By e-signing this informed consent, I am stating that I have read the information provided in this informed consent (or it has been read to me), the procedure has been explained to me, I understand the procedure, with its possible risks, complications, and benefits, all my questions have been answered to my satisfaction, and I consent to undergo this whitening treatment.

I acknowledge that beauty and medi spa treatments, including, but not limited to: teeth whitening and various other beauty procedures is not an exact science and no specific guarantees can or have been made concerning the outcome. I understand that some clients experience more change and improvement than others. In virtually all cases, multiple treatments are required in order to realize a difference.

On behalf of myself, my heirs, my executors, and my administrators, I understand and agree to assume the following risks and hazards which may occur in connection with any particular treatment, including but not limited to: unsatisfactory results, soreness, poor healing, discomfort, redness, blistering, skin damage, nerve damage, disability, death, scarring, infection, change in skin pigmentation, allergic reaction, eye damage, change or damage to my vision, muscle damage, and increased hair growth. I understand that even though precautions may be taken in my treatment, not all risks can be known in advance.

Given the above, I understand that response to treatment varies on an individual basis and that specific results are not guaranteed. Therefore, in consideration for any treatment received, I agree to unconditionally defend, indemnify, hold harmless, and release from any and all liability, costs of litigation, and any other costs of every kind and nature, the company and the individual that provided my treatment, the insured, their insurance company, and any additional insureds, as well as any officers, directors, or employees of the above companies for any injury, property damage, condition, or result, known or unknown, that may arise as a consequence of any treatment that I receive.

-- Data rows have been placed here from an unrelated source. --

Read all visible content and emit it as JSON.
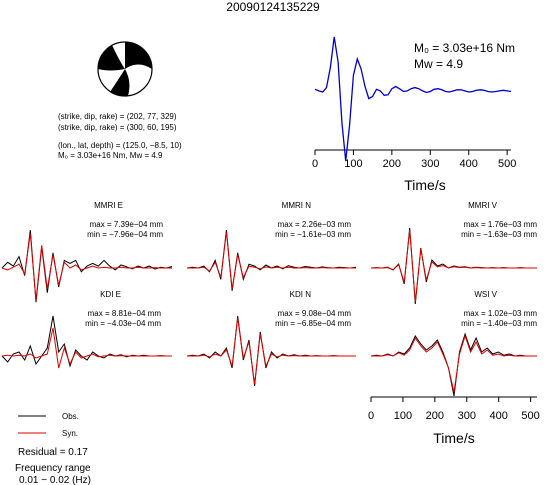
{
  "page": {
    "title": "20090124135229"
  },
  "source_parameters": {
    "moment_line": "M₀ = 3.03e+16 Nm",
    "mw_line": "Mw = 4.9",
    "strike_dip_rake_1": "(strike, dip, rake) = (202, 77, 329)",
    "strike_dip_rake_2": "(strike, dip, rake) = (300, 60, 195)",
    "location": "(lon., lat, depth) = (125.0, −8.5, 10)",
    "moment_summary": "M₀ = 3.03e+16 Nm, Mw = 4.9"
  },
  "legend": {
    "observed": "Obs.",
    "synthetic": "Syn.",
    "observed_color": "#000000",
    "synthetic_color": "#e00000"
  },
  "fit": {
    "residual": "Residual = 0.17",
    "frequency_label": "Frequency range",
    "frequency_value": "0.01 − 0.02 (Hz)"
  },
  "stf_axis": {
    "xlabel": "Time/s",
    "ticks": [
      0,
      100,
      200,
      300,
      400,
      500
    ]
  },
  "waveform_axis": {
    "xlabel": "Time/s",
    "ticks": [
      0,
      100,
      200,
      300,
      400,
      500
    ]
  },
  "chart_data": [
    {
      "type": "line",
      "id": "source-time-function",
      "x_range": [
        0,
        510
      ],
      "xlabel": "Time/s",
      "series": [
        {
          "color": "#0000cc",
          "x": [
            0,
            10,
            20,
            30,
            40,
            50,
            60,
            70,
            80,
            90,
            100,
            110,
            120,
            130,
            140,
            150,
            160,
            170,
            180,
            190,
            200,
            210,
            220,
            230,
            240,
            250,
            260,
            270,
            280,
            290,
            300,
            310,
            320,
            330,
            340,
            350,
            360,
            370,
            380,
            390,
            400,
            410,
            420,
            430,
            440,
            450,
            460,
            470,
            480,
            490,
            500,
            510
          ],
          "y": [
            0.05,
            0.02,
            0.0,
            0.08,
            0.45,
            1.0,
            0.55,
            -0.55,
            -1.25,
            -0.6,
            0.3,
            0.6,
            0.42,
            0.1,
            -0.12,
            -0.08,
            0.05,
            0.02,
            -0.06,
            -0.05,
            0.06,
            0.1,
            0.06,
            0.01,
            0.02,
            0.06,
            0.08,
            0.06,
            0.02,
            -0.01,
            0.01,
            0.05,
            0.06,
            0.04,
            0.01,
            0.0,
            0.02,
            0.04,
            0.04,
            0.02,
            0.0,
            0.01,
            0.03,
            0.04,
            0.03,
            0.01,
            0.0,
            0.01,
            0.02,
            0.03,
            0.02,
            0.01
          ]
        }
      ]
    },
    {
      "type": "line",
      "id": "MMRI-E",
      "station": "MMRI E",
      "max": "max = 7.39e−04 mm",
      "min": "min = −7.96e−04 mm",
      "x": [
        0,
        10,
        20,
        30,
        40,
        50,
        60,
        70,
        80,
        90,
        100,
        110,
        120,
        130,
        140,
        150,
        160,
        170,
        180,
        190,
        200,
        210,
        220,
        230,
        240,
        250,
        260,
        270,
        280,
        290,
        300
      ],
      "obs": [
        0.0,
        0.15,
        0.05,
        0.3,
        -0.2,
        1.0,
        -0.9,
        0.55,
        -0.65,
        0.4,
        -0.5,
        0.2,
        0.12,
        0.2,
        -0.1,
        0.05,
        0.12,
        0.05,
        0.2,
        0.05,
        -0.05,
        0.08,
        0.03,
        -0.02,
        0.05,
        0.0,
        0.05,
        -0.03,
        0.02,
        0.0,
        0.04
      ],
      "syn": [
        0.0,
        -0.05,
        0.02,
        0.1,
        -0.15,
        0.9,
        -0.85,
        0.6,
        -0.55,
        0.35,
        -0.45,
        0.15,
        0.0,
        0.08,
        -0.05,
        0.0,
        0.05,
        0.0,
        0.02,
        0.0,
        0.0,
        0.02,
        0.0,
        0.0,
        0.02,
        0.0,
        0.0,
        0.01,
        0.0,
        0.0,
        0.0
      ]
    },
    {
      "type": "line",
      "id": "MMRI-N",
      "station": "MMRI N",
      "max": "max = 2.26e−03 mm",
      "min": "min = −1.61e−03 mm",
      "x": [
        0,
        10,
        20,
        30,
        40,
        50,
        60,
        70,
        80,
        90,
        100,
        110,
        120,
        130,
        140,
        150,
        160,
        170,
        180,
        190,
        200,
        210,
        220,
        230,
        240,
        250,
        260,
        270,
        280,
        290,
        300
      ],
      "obs": [
        0.0,
        0.02,
        0.0,
        0.05,
        -0.1,
        0.2,
        -0.3,
        1.0,
        -0.6,
        0.4,
        -0.3,
        0.1,
        0.05,
        -0.05,
        0.08,
        0.0,
        0.05,
        -0.02,
        0.06,
        0.02,
        0.0,
        0.04,
        0.02,
        0.0,
        0.03,
        0.01,
        0.0,
        0.02,
        0.01,
        0.0,
        0.02
      ],
      "syn": [
        0.0,
        0.0,
        0.0,
        0.02,
        -0.08,
        0.15,
        -0.25,
        0.95,
        -0.55,
        0.35,
        -0.25,
        0.05,
        0.02,
        -0.02,
        0.03,
        0.0,
        0.02,
        0.0,
        0.02,
        0.0,
        0.0,
        0.01,
        0.0,
        0.0,
        0.01,
        0.0,
        0.0,
        0.0,
        0.0,
        0.0,
        0.0
      ]
    },
    {
      "type": "line",
      "id": "MMRI-V",
      "station": "MMRI V",
      "max": "max = 1.76e−03 mm",
      "min": "min = −1.63e−03 mm",
      "x": [
        0,
        10,
        20,
        30,
        40,
        50,
        60,
        70,
        80,
        90,
        100,
        110,
        120,
        130,
        140,
        150,
        160,
        170,
        180,
        190,
        200,
        210,
        220,
        230,
        240,
        250,
        260,
        270,
        280,
        290,
        300
      ],
      "obs": [
        0.0,
        0.01,
        0.0,
        0.02,
        -0.05,
        0.1,
        -0.4,
        1.0,
        -0.9,
        0.5,
        -0.35,
        0.2,
        0.05,
        0.1,
        0.0,
        0.05,
        0.02,
        0.03,
        0.0,
        0.02,
        0.01,
        0.0,
        0.01,
        0.0,
        0.01,
        0.0,
        0.0,
        0.01,
        0.0,
        0.0,
        0.0
      ],
      "syn": [
        0.0,
        0.0,
        0.0,
        0.01,
        -0.04,
        0.08,
        -0.35,
        0.95,
        -0.85,
        0.48,
        -0.3,
        0.15,
        0.03,
        0.06,
        0.0,
        0.03,
        0.01,
        0.02,
        0.0,
        0.01,
        0.0,
        0.0,
        0.0,
        0.0,
        0.0,
        0.0,
        0.0,
        0.0,
        0.0,
        0.0,
        0.0
      ]
    },
    {
      "type": "line",
      "id": "KDI-E",
      "station": "KDI E",
      "max": "max = 8.81e−04 mm",
      "min": "min = −4.03e−04 mm",
      "x": [
        0,
        10,
        20,
        30,
        40,
        50,
        60,
        70,
        80,
        90,
        100,
        110,
        120,
        130,
        140,
        150,
        160,
        170,
        180,
        190,
        200,
        210,
        220,
        230,
        240,
        250,
        260,
        270,
        280,
        290,
        300
      ],
      "obs": [
        0.0,
        -0.15,
        0.05,
        0.1,
        -0.1,
        0.25,
        -0.2,
        0.0,
        0.2,
        1.0,
        0.1,
        0.3,
        -0.25,
        0.15,
        0.0,
        -0.1,
        0.1,
        0.0,
        -0.05,
        0.05,
        0.0,
        0.03,
        -0.02,
        0.02,
        0.0,
        0.02,
        0.0,
        0.0,
        0.01,
        0.0,
        0.0
      ],
      "syn": [
        0.0,
        0.02,
        0.0,
        0.02,
        0.0,
        0.05,
        -0.05,
        0.0,
        0.05,
        0.7,
        -0.3,
        0.2,
        -0.2,
        0.1,
        -0.05,
        0.0,
        0.05,
        -0.02,
        0.0,
        0.02,
        0.0,
        0.01,
        0.0,
        0.0,
        0.0,
        0.0,
        0.0,
        0.0,
        0.0,
        0.0,
        0.0
      ]
    },
    {
      "type": "line",
      "id": "KDI-N",
      "station": "KDI N",
      "max": "max = 9.08e−04 mm",
      "min": "min = −6.85e−04 mm",
      "x": [
        0,
        10,
        20,
        30,
        40,
        50,
        60,
        70,
        80,
        90,
        100,
        110,
        120,
        130,
        140,
        150,
        160,
        170,
        180,
        190,
        200,
        210,
        220,
        230,
        240,
        250,
        260,
        270,
        280,
        290,
        300
      ],
      "obs": [
        0.0,
        0.02,
        0.0,
        0.05,
        -0.05,
        0.1,
        0.0,
        0.2,
        -0.3,
        1.0,
        -0.1,
        0.4,
        -0.75,
        0.6,
        -0.3,
        0.1,
        -0.05,
        0.05,
        0.0,
        0.03,
        0.0,
        0.02,
        0.0,
        0.01,
        0.0,
        0.0,
        0.01,
        0.0,
        0.0,
        0.0,
        0.0
      ],
      "syn": [
        0.0,
        0.0,
        0.0,
        0.02,
        -0.02,
        0.05,
        0.0,
        0.15,
        -0.25,
        0.95,
        -0.05,
        0.35,
        -0.7,
        0.55,
        -0.25,
        0.05,
        -0.02,
        0.02,
        0.0,
        0.01,
        0.0,
        0.0,
        0.0,
        0.0,
        0.0,
        0.0,
        0.0,
        0.0,
        0.0,
        0.0,
        0.0
      ]
    },
    {
      "type": "line",
      "id": "WSI-V",
      "station": "WSI V",
      "max": "max = 1.02e−03 mm",
      "min": "min = −1.40e−03 mm",
      "x": [
        0,
        10,
        20,
        30,
        40,
        50,
        60,
        70,
        80,
        90,
        100,
        110,
        120,
        130,
        140,
        150,
        160,
        170,
        180,
        190,
        200,
        210,
        220,
        230,
        240,
        250,
        260,
        270,
        280,
        290,
        300
      ],
      "obs": [
        0.0,
        0.02,
        0.0,
        0.05,
        0.0,
        0.1,
        0.05,
        0.2,
        0.5,
        0.3,
        0.15,
        0.25,
        0.4,
        0.1,
        -0.3,
        -1.0,
        0.1,
        0.55,
        0.15,
        0.45,
        0.1,
        0.2,
        0.05,
        0.1,
        0.02,
        0.05,
        0.0,
        0.02,
        0.0,
        0.0,
        0.0
      ],
      "syn": [
        0.0,
        0.0,
        0.0,
        0.03,
        0.0,
        0.08,
        0.02,
        0.15,
        0.45,
        0.25,
        0.1,
        0.2,
        0.35,
        0.05,
        -0.3,
        -0.9,
        0.05,
        0.5,
        0.1,
        0.35,
        0.05,
        0.15,
        0.02,
        0.05,
        0.0,
        0.02,
        0.0,
        0.0,
        0.0,
        0.0,
        0.0
      ]
    }
  ]
}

In the event any provision of this agreement is found to be legally invalid or unenforceable for any reason, all remaining provisions will remain in full force and effect. In the event any provision of this document is found by a court of competent jurisdiction to exceed the limits permitted by any applicable law or to be invalid or unenforceable as written, such court(s) may exercise its discretion in reforming such provision(s) to the extent necessary to make it reasonable and enforceable.

The undersigned waives to the fullest extent permitted by law any right they may have to a trial by jury in any legal proceeding directly or indirectly arising out of or relating to this agreement, whether based in contract, tort, statute (including any federal or state statute, law, ordinance, or regulation), or any other legal theory.

The client indicated below understands that any claims are processed through the insurance company’s South Dakota office and agrees that this contract will be governed and construed in accordance with the laws of the state of South Dakota and that all actions of any kind whatsoever will be filed, heard, governed, arbitrated, and restricted to the venue of the County of Meade County, South Dakota. The undersigned also agrees and stipulates that they will be responsible for any legal or other costs of any kind incurred by the insured or their insurance company in defense of this agreement should the undersigned challenge its enforceability.

The client indicated below also agrees to forever hold harmless and release from any and all liability, claims, or demands of any kind or nature, the insured and their insurance company for the transmission of any disease, condition, injury, or illness they may allege to have contracted or been exposed to as the result of any treatment, person, or visit at the insured’s location or the location of treatment. I have fully disclosed on my client intake form any medications, previous complications, or current conditions that may affect my treatment. In consideration for treatment received, I hereby grant permission to the individual or company that provided my treatment to use any photographic treatment records for the purposes of clinical and statistical studies, advertising, or promotion without any additional compensation to me.